Nesse contexto, membros desavergonhados da coalizão de apoio já estão fazendo lobby com a figura política que parece mais provável de ser eleita nas próximas eleições presidenciais. Todos estão buscando seu próprio quid pro quo com o candidato. Ninguém está cuidando dos interesses dos soberanos – cujos membros, nem é preciso dizer, não pertencem a essa casta.

Por sua vez, os políticos que disputam a cadeira Rivadavia (a cadeira presidencial na casa do governo em Buenos Aires) deveriam esperar em jejum e oração pela imposição do mandato que lhes foi dado por seu soberano, o povo, esperando com temor e tremor receber do Alto a sabedoria para cumpri-lo para o bem de seu soberano. Mas séculos de precedentes mostram claramente que esse não é nem de longe o espírito da casta governante, nem seus interesses estão alinhados com os do setor privado produtivo, não-clientelista e não-lobista.

A Argentina também tem o duvidoso privilégio de ter tolerado em absoluta liberdade, e de ter iniciado tarde demais, o julgamento de alguém que, como presidente, liderou e operou uma associação ilícita que já havia sido estruturada e organizada por seu falecido marido quando ele ocupava o mesmo cargo anteriormente; uma associação ilícita – composta pela oligarquia política e sua coalizão de apoio – com a qual o maior crime fraudulento da história mundial foi perpetrado contra um governante democraticamente eleito. E foi cometido contra o povo argentino, na Argentina.

Mas espere, agora vem a melhor parte: com uma tolerância espantosa para com tamanha enormidade contra eles, o povo argentino aceitou graciosamente que essa mesma criminosa apresentasse seu próprio candidato para as próximas eleições presidenciais, cuja “plataforma eleitoral” inclui a ameaça de impeachment da Suprema Corte de Justiça; de uma nova Constituição; da erradicação do Judiciário como o conhecemos; e do julgamento dos “ousados” magistrados que atualmente estão processando grande parte dos cúmplices dessa associação ilícita.

Maneiras descaradas como os políticos nos roubam

Um dos argumentos políticos favoritos do socialismo keynesiano é o da “redistribuição de renda baseada na solidariedade”. A estratégia política de “solidariedade” de “roubar dos que têm para dar aos que não têm” não é apenas moralmente questionável, mas é completamente falsa em seu objetivo de “solidariedade”, além de ser disfuncional e contrária aos interesses da sociedade como tal. Margaret Thatcher é muito lembrada por sua frase apropriada: O socialismo termina quando o dinheiro dos outros acaba.

A caridade e a solidariedade para com os necessitados são encontradas no coração das pessoas que expressam sua própria compaixão, e não em resposta a ordens políticas.
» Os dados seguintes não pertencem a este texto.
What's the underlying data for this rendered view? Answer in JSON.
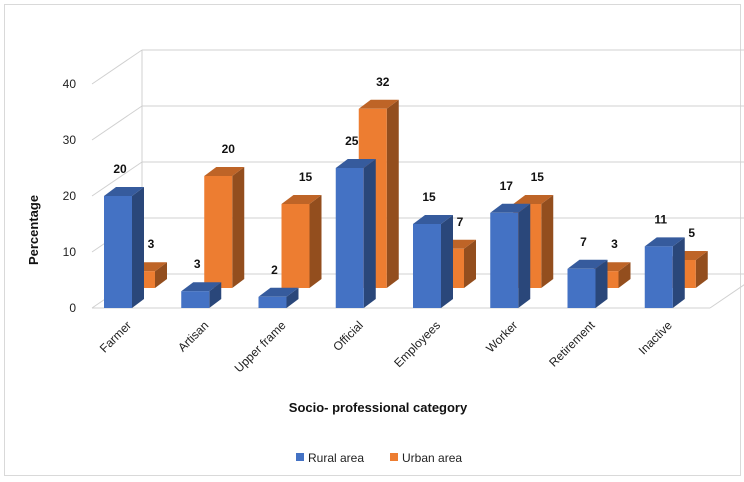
{
  "chart_data": {
    "type": "bar",
    "variant": "3d-clustered",
    "title": "",
    "xlabel": "Socio- professional category",
    "ylabel": "Percentage",
    "categories": [
      "Farmer",
      "Artisan",
      "Upper frame",
      "Official",
      "Employees",
      "Worker",
      "Retirement",
      "Inactive"
    ],
    "series": [
      {
        "name": "Rural area",
        "values": [
          20,
          3,
          2,
          25,
          15,
          17,
          7,
          11
        ],
        "color": "#4472C4"
      },
      {
        "name": "Urban area",
        "values": [
          3,
          20,
          15,
          32,
          7,
          15,
          3,
          5
        ],
        "color": "#ED7D31"
      }
    ],
    "yticks": [
      "0",
      "10",
      "20",
      "30",
      "40"
    ],
    "ylim": [
      0,
      40
    ],
    "grid": true,
    "legend_position": "bottom"
  }
}
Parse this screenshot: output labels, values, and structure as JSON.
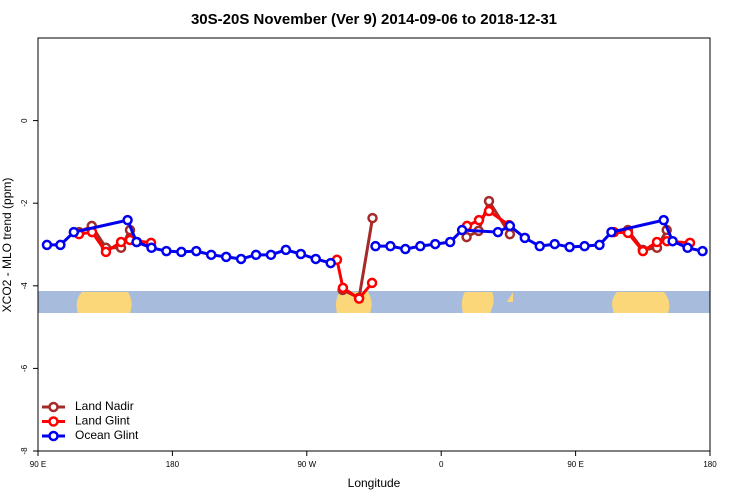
{
  "chart_data": {
    "type": "line",
    "title": "30S-20S November (Ver 9)   2014-09-06 to 2018-12-31",
    "xlabel": "Longitude",
    "ylabel": "XCO2 - MLO trend (ppm)",
    "xlim": [
      90,
      540
    ],
    "ylim": [
      -8,
      2
    ],
    "xticks": [
      {
        "value": 90,
        "label": "90 E"
      },
      180,
      {
        "value": 270,
        "label": "90 W"
      },
      {
        "value": 360,
        "label": "0"
      },
      {
        "value": 450,
        "label": "90 E"
      },
      {
        "value": 540,
        "label": "180"
      }
    ],
    "yticks": [
      -8,
      -6,
      -4,
      -2,
      0
    ],
    "legend": "lower left",
    "series": [
      {
        "name": "Land Nadir",
        "color": "#a52a2a",
        "x": [
          117.5,
          126,
          135.5,
          145.6,
          151.6,
          156.3,
          null,
          294,
          305,
          314,
          null,
          377,
          385,
          392,
          406,
          null,
          485,
          495,
          504.5,
          511
        ],
        "values": [
          -2.7,
          -2.55,
          -3.08,
          -3.08,
          -2.65,
          -2.94,
          null,
          -4.1,
          -4.29,
          -2.36,
          null,
          -2.82,
          -2.67,
          -1.95,
          -2.75,
          null,
          -2.65,
          -3.13,
          -3.08,
          -2.65
        ]
      },
      {
        "name": "Land Glint",
        "color": "#ff0000",
        "x": [
          117.5,
          126.2,
          135.5,
          145.6,
          151.6,
          165.7,
          null,
          290.2,
          294.2,
          305,
          313.7,
          null,
          377.3,
          385.3,
          392,
          405.4,
          null,
          475.7,
          485.1,
          495.1,
          504.5,
          511.2,
          526.6
        ],
        "values": [
          -2.75,
          -2.7,
          -3.18,
          -2.94,
          -2.89,
          -2.96,
          null,
          -3.37,
          -4.05,
          -4.31,
          -3.93,
          null,
          -2.55,
          -2.41,
          -2.19,
          -2.53,
          null,
          -2.7,
          -2.72,
          -3.16,
          -2.94,
          -2.92,
          -2.96
        ]
      },
      {
        "name": "Ocean Glint",
        "color": "#0000ee",
        "x": [
          96,
          105,
          114,
          150,
          156,
          166,
          176,
          186,
          196,
          206,
          216,
          226,
          236,
          246,
          256,
          266,
          276,
          286,
          null,
          316,
          326,
          336,
          346,
          356,
          366,
          374,
          398,
          406,
          416,
          426,
          436,
          446,
          456,
          466,
          474,
          509,
          515,
          525,
          535
        ],
        "values": [
          -3.01,
          -3.01,
          -2.7,
          -2.41,
          -2.94,
          -3.08,
          -3.16,
          -3.18,
          -3.16,
          -3.25,
          -3.3,
          -3.35,
          -3.25,
          -3.25,
          -3.13,
          -3.23,
          -3.35,
          -3.45,
          null,
          -3.04,
          -3.04,
          -3.11,
          -3.04,
          -2.99,
          -2.94,
          -2.65,
          -2.7,
          -2.55,
          -2.84,
          -3.04,
          -2.99,
          -3.06,
          -3.04,
          -3.01,
          -2.7,
          -2.41,
          -2.92,
          -3.08,
          -3.16
        ]
      }
    ]
  }
}
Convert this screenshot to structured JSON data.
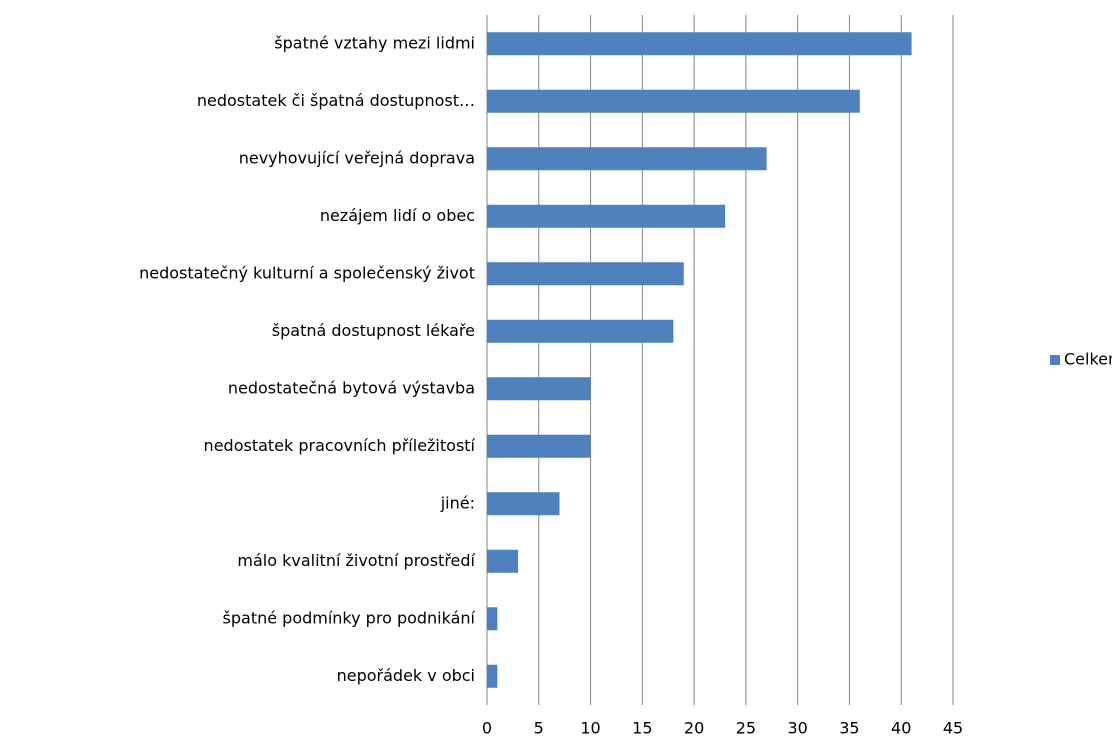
{
  "chart_data": {
    "type": "bar",
    "orientation": "horizontal",
    "categories": [
      "špatné vztahy mezi lidmi",
      "nedostatek či špatná dostupnost…",
      "nevyhovující veřejná doprava",
      "nezájem lidí o obec",
      "nedostatečný kulturní a společenský život",
      "špatná dostupnost lékaře",
      "nedostatečná bytová výstavba",
      "nedostatek pracovních příležitostí",
      "jiné:",
      "málo kvalitní životní prostředí",
      "špatné podmínky pro podnikání",
      "nepořádek v obci"
    ],
    "series": [
      {
        "name": "Celkem",
        "color": "#4f81bd",
        "values": [
          41,
          36,
          27,
          23,
          19,
          18,
          10,
          10,
          7,
          3,
          1,
          1
        ]
      }
    ],
    "xlim": [
      0,
      45
    ],
    "xticks": [
      0,
      5,
      10,
      15,
      20,
      25,
      30,
      35,
      40,
      45
    ],
    "grid": true,
    "legend": "right"
  }
}
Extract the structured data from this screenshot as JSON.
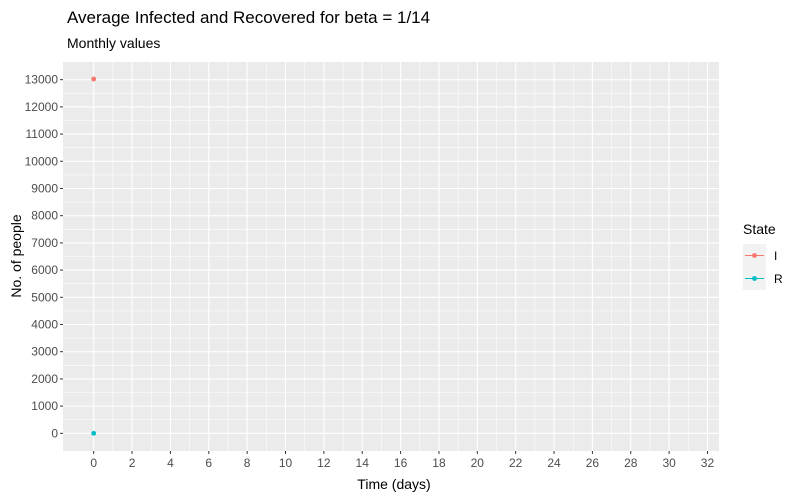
{
  "chart_data": {
    "type": "scatter",
    "title": "Average Infected and Recovered for beta = 1/14",
    "subtitle": "Monthly values",
    "xlabel": "Time (days)",
    "ylabel": "No. of people",
    "xlim": [
      -1.6,
      32.6
    ],
    "ylim": [
      -650,
      13650
    ],
    "x_ticks": [
      0,
      2,
      4,
      6,
      8,
      10,
      12,
      14,
      16,
      18,
      20,
      22,
      24,
      26,
      28,
      30,
      32
    ],
    "y_ticks": [
      0,
      1000,
      2000,
      3000,
      4000,
      5000,
      6000,
      7000,
      8000,
      9000,
      10000,
      11000,
      12000,
      13000
    ],
    "grid": true,
    "legend": {
      "title": "State",
      "position": "right"
    },
    "series": [
      {
        "name": "I",
        "color": "#F8766D",
        "points": [
          {
            "x": 0,
            "y": 13025
          }
        ]
      },
      {
        "name": "R",
        "color": "#00BFC4",
        "points": [
          {
            "x": 0,
            "y": 0
          }
        ]
      }
    ]
  }
}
Em poucas palavras, Murray Rothbard expressou: “Nenhuma ação pode ser virtuosa a menos que seja livremente escolhida”.

Os seres humanos agem de acordo com seu próprio julgamento. Isso inclui o julgamento sobre ajudar os necessitados, conforme determinado pela própria consciência. Entretanto, o governo interfere na conexão entre julgamento e ação. À medida que o estado exerce a “compaixão moral” pela força, a capacidade das pessoas de fazer isso se atrofia.

As amorais intervenções do estado progressista para a “redistribuição desinteressada para alcançar a igualdade” nada mais são do que o roubo puro e simples contra o setor privado não clientelista, para “redistribuir” entre os “necessitados” clientelistas – na Argentina, planos que incentivam o NÃO trabalho entre aqueles que NÃO trabalham, aposentadorias privilegiadas duplas e triplas, pensões concedidas sob irregularidades muito graves, como por invalidez, por um valor que excede o que teria se o país tivesse saído de uma guerra. E, é claro, a parte do saque que é “redistribuída” entre os membros da casta política. Assim, o barulho gerado pelas declarações reiterativas de “equidade e igualdade para aqueles que têm menos” não passa de uma cortina de fumaça criada para distrair a atenção de uma sociedade organizada em torno da ameaça coercitiva do estado contra o setor privado produtivo, que não é clientelista nem lobista.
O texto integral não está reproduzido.